Initially, the tflite model is opened with nntool:
nntool mbv2_grayscale.tflite [-q to load also the quantization information]
show
show will display the list of layers and the network topology. The model graph is now modified to match the Autotiler execution model:
adjust
fusions --scale8
This two commands tranlsate the graph tensors from a HxWxC data layout (TF) to CxHxW data layout (GAP8 computational kernels). Moreover, fusions finds and replaces all the subgraph portions that the Autotiler can handle with a single optimized layer (e.g. Conv+Pool+Relu into one single layer).
Only if the model was not quantized:
The model runs inferences on several images, i.e. the calibration dataset, to estimate the activation quantization ranges (post-training quantization). Weights and bias quantization ranges are computed statically.
aquant -f 8 -s calibatrion_images/*
The nntool can also validate the accuracy of the model over a validation dataset:
validation dataset/* [-q to run with quantized kernels]
the default behaviour (see --help for more information) interpretes the last character of the filename as the label (e.g. COCO_0000000_1.png means that the true value of the prediction is 1). If the validation scores are poor, you can inspect the quantization log and see if the quantization error measured in terms of layer-wise QSNR (quantization signal-to-noise-ratio) wrt float values is too high:
qerror image.png
NOTE: wnen running inference in nntool, the input must be preprocessed accordingly to what it is done in the training process. For example, in our case the model expects a [-1:1] input but input data belongs to the range [0:255], a normalization input function can be configured or selected among the ones available:
imageformat input_1 bw8 offset_int8
Lastly, the nntool state can be saved:
save_state
This will save the adjusted+fused+quantized nntool graph in a .json file beside all its parameters .nnparam. At this point you can generate the Autotiler Model code from the nntool saved state and the constants tensors files for weights and biases:
nntool -g model.json -m ATModel.c -T path/to/tensors/folder
All the above steps are automatized in the common/model_rules.mk procedure, which also includes the Autotiler model compilation and code generation. The Autotiler will generate 3 functions which you can place into your application code:
- Graph Constructor: when it is called allocates all the tensors needed by the graph in memory
- Graph Run: run the series of layers with optimal memory movements
- Graph Destructor: deallocate all the structures allocated by the Constructor
Now it is time to run visual infecences on a GAP8-based camera platform. Don't worry if you do not have one, Greenwaves provides a platform simulator gvsoc. You can take a loog to the application code in main.c and run it
make clean all run [RGB=0 or 1]
The Autotiler features an optional, yet very useful, run mode: the __EMUL__ mode.

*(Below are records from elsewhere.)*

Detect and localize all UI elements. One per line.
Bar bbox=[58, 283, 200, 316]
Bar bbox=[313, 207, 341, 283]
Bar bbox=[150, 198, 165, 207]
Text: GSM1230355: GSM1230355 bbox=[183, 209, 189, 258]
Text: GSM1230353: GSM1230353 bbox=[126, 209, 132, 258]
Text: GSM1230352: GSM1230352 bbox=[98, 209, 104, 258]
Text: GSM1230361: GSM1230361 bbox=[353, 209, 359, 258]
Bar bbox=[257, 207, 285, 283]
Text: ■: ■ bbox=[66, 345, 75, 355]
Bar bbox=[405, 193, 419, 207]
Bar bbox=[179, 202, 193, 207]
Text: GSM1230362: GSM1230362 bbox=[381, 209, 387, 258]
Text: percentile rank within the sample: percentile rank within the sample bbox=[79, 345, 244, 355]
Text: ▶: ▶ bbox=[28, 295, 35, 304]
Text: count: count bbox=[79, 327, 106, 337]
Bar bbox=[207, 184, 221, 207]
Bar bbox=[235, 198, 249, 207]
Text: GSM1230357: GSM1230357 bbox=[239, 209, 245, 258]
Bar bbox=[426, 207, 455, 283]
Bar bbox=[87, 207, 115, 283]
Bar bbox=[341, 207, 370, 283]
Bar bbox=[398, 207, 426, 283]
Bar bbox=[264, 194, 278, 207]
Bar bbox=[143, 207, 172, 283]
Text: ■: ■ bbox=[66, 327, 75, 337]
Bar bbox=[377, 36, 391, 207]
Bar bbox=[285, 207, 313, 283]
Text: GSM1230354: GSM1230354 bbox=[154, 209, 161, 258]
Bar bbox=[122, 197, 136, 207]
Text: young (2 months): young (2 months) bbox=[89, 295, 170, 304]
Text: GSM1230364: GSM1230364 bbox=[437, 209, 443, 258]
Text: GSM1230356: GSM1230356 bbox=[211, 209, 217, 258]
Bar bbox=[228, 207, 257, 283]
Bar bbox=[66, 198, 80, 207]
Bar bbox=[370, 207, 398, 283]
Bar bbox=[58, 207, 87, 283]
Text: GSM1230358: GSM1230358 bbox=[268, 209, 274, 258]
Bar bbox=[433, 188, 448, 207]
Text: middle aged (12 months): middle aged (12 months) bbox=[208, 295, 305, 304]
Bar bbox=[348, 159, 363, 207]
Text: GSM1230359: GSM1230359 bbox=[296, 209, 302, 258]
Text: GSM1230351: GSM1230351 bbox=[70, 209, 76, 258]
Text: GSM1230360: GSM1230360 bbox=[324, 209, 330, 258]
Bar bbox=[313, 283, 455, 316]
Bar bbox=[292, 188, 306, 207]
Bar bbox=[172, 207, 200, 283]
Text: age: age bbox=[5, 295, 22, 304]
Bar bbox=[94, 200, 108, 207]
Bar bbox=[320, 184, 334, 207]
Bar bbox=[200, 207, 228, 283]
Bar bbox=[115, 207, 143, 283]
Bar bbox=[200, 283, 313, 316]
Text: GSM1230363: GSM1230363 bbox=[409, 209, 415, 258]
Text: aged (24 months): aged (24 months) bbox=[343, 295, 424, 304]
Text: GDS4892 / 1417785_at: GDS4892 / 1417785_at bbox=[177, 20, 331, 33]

If the flag is enabled, the Autotiler replaces all the GAP parallel code and built-in
functions with x86 instructions, which can be executed by the host x86 PC.
This speed-up the simulation time for functional testing on the host PC, with respect then using the GVSOC platform.
main_accuracy.c and emul.mk leverages on this feature.
main_accuracy.c gets a folder path and run infernce over the data samples (images) to return the total accuracy:
make -f emul.mk clean all TEST_ACC=1 RGB=0 or 1
./mobv2_vwwvehicle_quant_asym_emul /path/to/dataset/
NOTE: only non-compressed .ppm images format is supported.